The aim of this study was to evaluate the quantitative sonoelastographic values recorded on shear-wave sonoelastography (SWE) of high-risk breast lesions and ductal carcinoma (DCIS). We retrospectively analyzed histopathologic and SWE data (quantitative maximum, minimum and mean stiffness, lesion-to-fat ratio (E-ratio), lesion size) of 228 women referred to our Department for core needle breast biopsy during a four-year period. Among 230 lesions, histopathologic findings showed 34 high-risk breast lesions and 29 DCIS, which were compared with 167 ductal invasive carcinomas. High-risk lesions had lower values of all sonoelastographic features than ductal and invasive carcinoma, however, only E-ratio showed a statistically significant difference in comparison to DCIS (3.7 . 6, p<0.001). All sonoelastographic features showed significant difference between and invasive carcinoma. There was a significant correlation between lesion size and stiffness (r=0.36; p<0.001). Stiffness measured by SWE is an effective predictor of the histopathologic severity of sonographically detectable breast lesions. Elasticity values of high-risk lesions are significantly lower than those of malignant lesions. Furthermore, we showed that along with the sonographic appearance, which in most cases shows typical microcalcifications, DCIS had significantly different elasticity parameters than invasive carcinoma.
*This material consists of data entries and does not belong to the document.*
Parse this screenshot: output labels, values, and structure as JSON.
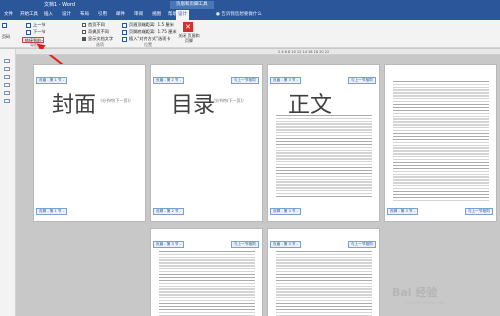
{
  "window": {
    "app_title": "文档1 - Word",
    "context_tab": "页眉和页脚工具"
  },
  "tabs": [
    "文件",
    "开始工具",
    "插入",
    "设计",
    "布局",
    "引用",
    "邮件",
    "审阅",
    "视图",
    "帮助",
    "设计"
  ],
  "tell_me": "告诉我您想要做什么",
  "ribbon": {
    "nav_items": [
      "上一节",
      "下一节"
    ],
    "link_prev": "链接到前一条页眉",
    "checkboxes": [
      {
        "label": "首页不同",
        "checked": false
      },
      {
        "label": "奇偶页不同",
        "checked": false
      },
      {
        "label": "显示文档文字",
        "checked": true
      }
    ],
    "positions": [
      {
        "label": "页眉顶端距离:",
        "value": "1.5 厘米"
      },
      {
        "label": "页脚底端距离:",
        "value": "1.75 厘米"
      },
      {
        "label": "插入\"对齐方式\"选项卡",
        "value": ""
      }
    ],
    "groups": [
      "导航",
      "选项",
      "位置"
    ],
    "close_label": "关闭\n页眉和页脚",
    "left_label": "页码"
  },
  "ruler": {
    "label": "2 4 6 8 10 12 14 16 18 20 22"
  },
  "pages": [
    {
      "title": "封面",
      "subtitle": "（分节符(下一页)）",
      "tag_top": "页眉 - 第 1 节 -",
      "tag_bottom": "页脚 - 第 1 节 -",
      "tag_same": ""
    },
    {
      "title": "目录",
      "subtitle": "（分节符(下一页)）",
      "tag_top": "页眉 - 第 2 节 -",
      "tag_bottom": "页脚 - 第 2 节 -",
      "tag_same": "与上一节相同"
    },
    {
      "title": "正文",
      "subtitle": "",
      "tag_top": "页眉 - 第 3 节 -",
      "tag_bottom": "页脚 - 第 3 节 -",
      "tag_same": "与上一节相同"
    },
    {
      "title": "",
      "subtitle": "",
      "tag_top": "",
      "tag_bottom": "页脚 - 第 3 节 -",
      "tag_same": "与上一节相同"
    },
    {
      "title": "",
      "subtitle": "",
      "tag_top": "页眉 - 第 3 节 -",
      "tag_bottom": "",
      "tag_same": "与上一节相同"
    },
    {
      "title": "",
      "subtitle": "",
      "tag_top": "页眉 - 第 3 节 -",
      "tag_bottom": "",
      "tag_same": "与上一节相同"
    }
  ],
  "watermark": {
    "main": "Bai 经验",
    "sub": "jingyan.baidu.com"
  },
  "colors": {
    "accent": "#2b579a",
    "annotation": "#e02020"
  }
}
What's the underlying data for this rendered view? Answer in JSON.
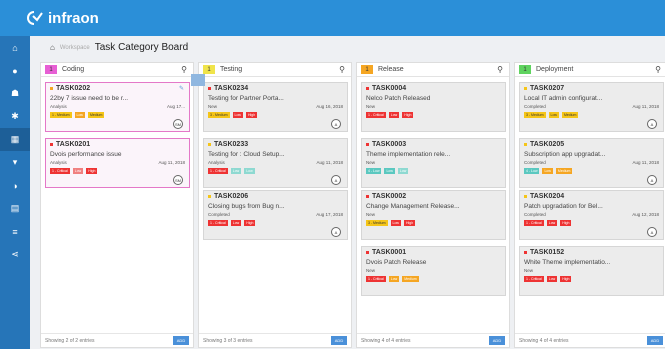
{
  "app": {
    "name": "infraon",
    "logo_icon": "infraon-logo-icon"
  },
  "sidebar": {
    "items": [
      {
        "icon": "home-icon",
        "glyph": "⌂"
      },
      {
        "icon": "user-icon",
        "glyph": "●"
      },
      {
        "icon": "users-icon",
        "glyph": "☗"
      },
      {
        "icon": "settings-icon",
        "glyph": "✱"
      },
      {
        "icon": "board-icon",
        "glyph": "▦",
        "active": true
      },
      {
        "icon": "filter-icon",
        "glyph": "▾"
      },
      {
        "icon": "gauge-icon",
        "glyph": "◑"
      },
      {
        "icon": "chart-icon",
        "glyph": "▤"
      },
      {
        "icon": "list-icon",
        "glyph": "≡"
      },
      {
        "icon": "share-icon",
        "glyph": "⋖"
      }
    ]
  },
  "breadcrumb": {
    "home_glyph": "⌂",
    "workspace": "Workspace",
    "title": "Task Category Board"
  },
  "columns": [
    {
      "badge": "1",
      "badge_color": "#e75fd4",
      "name": "Coding",
      "showing": "Showing 2 of 2 entries",
      "add": "ADD",
      "cards": [
        {
          "id": "TASK0202",
          "dot": "#f5a623",
          "title": "22by 7 issue need to be r...",
          "status": "Analysis",
          "date": "Aug 17...",
          "tags": [
            {
              "t": "1 - Medium",
              "c": "yellow"
            },
            {
              "t": "Low",
              "c": "orange"
            },
            {
              "t": "Medium",
              "c": "yellow"
            }
          ],
          "avatar": "SM",
          "style": "pink",
          "edit": true
        },
        {
          "id": "TASK0201",
          "dot": "#e33",
          "title": "Dvois performance issue",
          "status": "Analysis",
          "date": "Aug 11, 2018",
          "tags": [
            {
              "t": "1 - Critical",
              "c": "red"
            },
            {
              "t": "Low",
              "c": "lightred"
            },
            {
              "t": "High",
              "c": "red"
            }
          ],
          "avatar": "SM",
          "style": "pink",
          "edit": false
        }
      ]
    },
    {
      "badge": "1",
      "badge_color": "#f0e44a",
      "name": "Testing",
      "showing": "Showing 3 of 3 entries",
      "add": "ADD",
      "cards": [
        {
          "id": "TASK0234",
          "dot": "#e33",
          "title": "Testing for Partner Porta...",
          "status": "New",
          "date": "Aug 16, 2018",
          "tags": [
            {
              "t": "3 - Medium",
              "c": "yellow"
            },
            {
              "t": "Low",
              "c": "red"
            },
            {
              "t": "High",
              "c": "red"
            }
          ],
          "avatar": "A",
          "style": "gray"
        },
        {
          "id": "TASK0233",
          "dot": "#f5c518",
          "title": "Testing for : Cloud Setup...",
          "status": "Analysis",
          "date": "Aug 11, 2018",
          "tags": [
            {
              "t": "1 - Critical",
              "c": "red"
            },
            {
              "t": "Low",
              "c": "lightteal"
            },
            {
              "t": "Low",
              "c": "lightteal"
            }
          ],
          "avatar": "A",
          "style": "gray"
        },
        {
          "id": "TASK0206",
          "dot": "#f5c518",
          "title": "Closing bugs from Bug n...",
          "status": "Completed",
          "date": "Aug 17, 2018",
          "tags": [
            {
              "t": "1 - Critical",
              "c": "red"
            },
            {
              "t": "Low",
              "c": "red"
            },
            {
              "t": "High",
              "c": "red"
            }
          ],
          "avatar": "A",
          "style": "gray"
        }
      ]
    },
    {
      "badge": "1",
      "badge_color": "#f5a623",
      "name": "Release",
      "showing": "Showing 4 of 4 entries",
      "add": "ADD",
      "cards": [
        {
          "id": "TASK0004",
          "dot": "#e33",
          "title": "Nelco Patch Released",
          "status": "New",
          "date": "",
          "tags": [
            {
              "t": "1 - Critical",
              "c": "red"
            },
            {
              "t": "Low",
              "c": "red"
            },
            {
              "t": "High",
              "c": "red"
            }
          ],
          "style": "gray"
        },
        {
          "id": "TASK0003",
          "dot": "#e33",
          "title": "Theme implementation rele...",
          "status": "New",
          "date": "",
          "tags": [
            {
              "t": "4 - Low",
              "c": "teal"
            },
            {
              "t": "Low",
              "c": "teal"
            },
            {
              "t": "Low",
              "c": "lightteal"
            }
          ],
          "style": "gray"
        },
        {
          "id": "TASK0002",
          "dot": "#e33",
          "title": "Change Management Release...",
          "status": "New",
          "date": "",
          "tags": [
            {
              "t": "3 - Medium",
              "c": "yellow"
            },
            {
              "t": "Low",
              "c": "red"
            },
            {
              "t": "High",
              "c": "red"
            }
          ],
          "style": "gray"
        },
        {
          "id": "TASK0001",
          "dot": "#e33",
          "title": "Dvois Patch Release",
          "status": "New",
          "date": "",
          "tags": [
            {
              "t": "1 - Critical",
              "c": "red"
            },
            {
              "t": "Low",
              "c": "orange"
            },
            {
              "t": "Medium",
              "c": "orange"
            }
          ],
          "style": "gray"
        }
      ]
    },
    {
      "badge": "1",
      "badge_color": "#5fd35f",
      "name": "Deployment",
      "showing": "Showing 4 of 4 entries",
      "add": "ADD",
      "cards": [
        {
          "id": "TASK0207",
          "dot": "#f5c518",
          "title": "Local IT admin configurat...",
          "status": "Completed",
          "date": "Aug 11, 2018",
          "tags": [
            {
              "t": "3 - Medium",
              "c": "yellow"
            },
            {
              "t": "Low",
              "c": "yellow"
            },
            {
              "t": "Medium",
              "c": "yellow"
            }
          ],
          "avatar": "A",
          "style": "gray"
        },
        {
          "id": "TASK0205",
          "dot": "#f5c518",
          "title": "Subscription app upgradat...",
          "status": "Completed",
          "date": "Aug 11, 2018",
          "tags": [
            {
              "t": "4 - Low",
              "c": "teal"
            },
            {
              "t": "Low",
              "c": "orange"
            },
            {
              "t": "Medium",
              "c": "orange"
            }
          ],
          "avatar": "A",
          "style": "gray"
        },
        {
          "id": "TASK0204",
          "dot": "#f5c518",
          "title": "Patch upgradation for Bel...",
          "status": "Completed",
          "date": "Aug 12, 2018",
          "tags": [
            {
              "t": "1 - Critical",
              "c": "red"
            },
            {
              "t": "Low",
              "c": "red"
            },
            {
              "t": "High",
              "c": "red"
            }
          ],
          "avatar": "A",
          "style": "gray"
        },
        {
          "id": "TASK0152",
          "dot": "#e33",
          "title": "White Theme implementatio...",
          "status": "New",
          "date": "",
          "tags": [
            {
              "t": "1 - Critical",
              "c": "red"
            },
            {
              "t": "Low",
              "c": "red"
            },
            {
              "t": "High",
              "c": "red"
            }
          ],
          "style": "gray"
        }
      ]
    }
  ]
}
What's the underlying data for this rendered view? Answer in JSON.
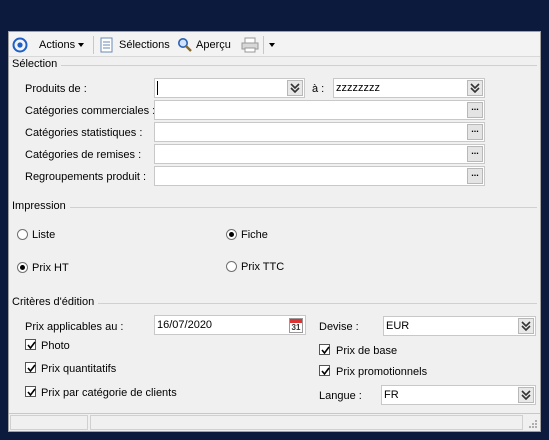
{
  "toolbar": {
    "actions_label": "Actions",
    "selections_label": "Sélections",
    "preview_label": "Aperçu"
  },
  "selection": {
    "title": "Sélection",
    "products_label": "Produits de :",
    "products_from_value": "",
    "to_label": "à :",
    "products_to_value": "zzzzzzzz",
    "commercial_categories_label": "Catégories commerciales :",
    "statistical_categories_label": "Catégories statistiques :",
    "discount_categories_label": "Catégories de remises :",
    "product_groupings_label": "Regroupements produit :",
    "dots": "..."
  },
  "impression": {
    "title": "Impression",
    "liste_label": "Liste",
    "fiche_label": "Fiche",
    "prix_ht_label": "Prix HT",
    "prix_ttc_label": "Prix TTC",
    "selected_layout": "Fiche",
    "selected_price": "Prix HT"
  },
  "criteria": {
    "title": "Critères d'édition",
    "prices_applicable_label": "Prix applicables au :",
    "date_value": "16/07/2020",
    "calendar_day": "31",
    "currency_label": "Devise :",
    "currency_value": "EUR",
    "photo_label": "Photo",
    "photo_checked": true,
    "quantity_prices_label": "Prix quantitatifs",
    "quantity_prices_checked": true,
    "client_category_prices_label": "Prix par catégorie de clients",
    "client_category_prices_checked": true,
    "base_price_label": "Prix de base",
    "base_price_checked": true,
    "promo_prices_label": "Prix promotionnels",
    "promo_prices_checked": true,
    "language_label": "Langue :",
    "language_value": "FR"
  },
  "colors": {
    "background": "#0b1a3d",
    "panel": "#f0f0f0",
    "accent_icon": "#1e5fc8"
  }
}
本研究的目的是评估在高危乳腺病变和导管原位癌(DCIS)的剪切波超声弹性成像(SWE)上记录的定量超声弹性成像值。我们回顾性分析了在四年期间转诊至我科进行乳腺粗针活检的228名女性的组织病理学和SWE数据(定量最大、最小和平均硬度、病变与脂肪比率(E比率)、病变大小)。在230个病变中,组织病理学结果显示34个高危乳腺病变和29个DCIS,将其与167个导管浸润癌进行比较。高危病变的所有超声弹性成像特征值均低于导管癌和浸润癌,然而,与DCIS相比,只有E比率显示出统计学上的显著差异(3.7对6,p<0.001)。所有超声弹性成像特征在导管癌和浸润癌之间均显示出显著差异。病变大小与硬度之间存在显著相关性(r=0.36;p<0.001)。通过SWE测量的硬度是超声可检测乳腺病变组织病理学严重程度的有效预测指标。高危病变的弹性值显著低于恶性病变。此外,我们还表明,除了在大多数情况下显示典型微钙化的超声表现外,DCIS的弹性参数与浸润癌有显著差异。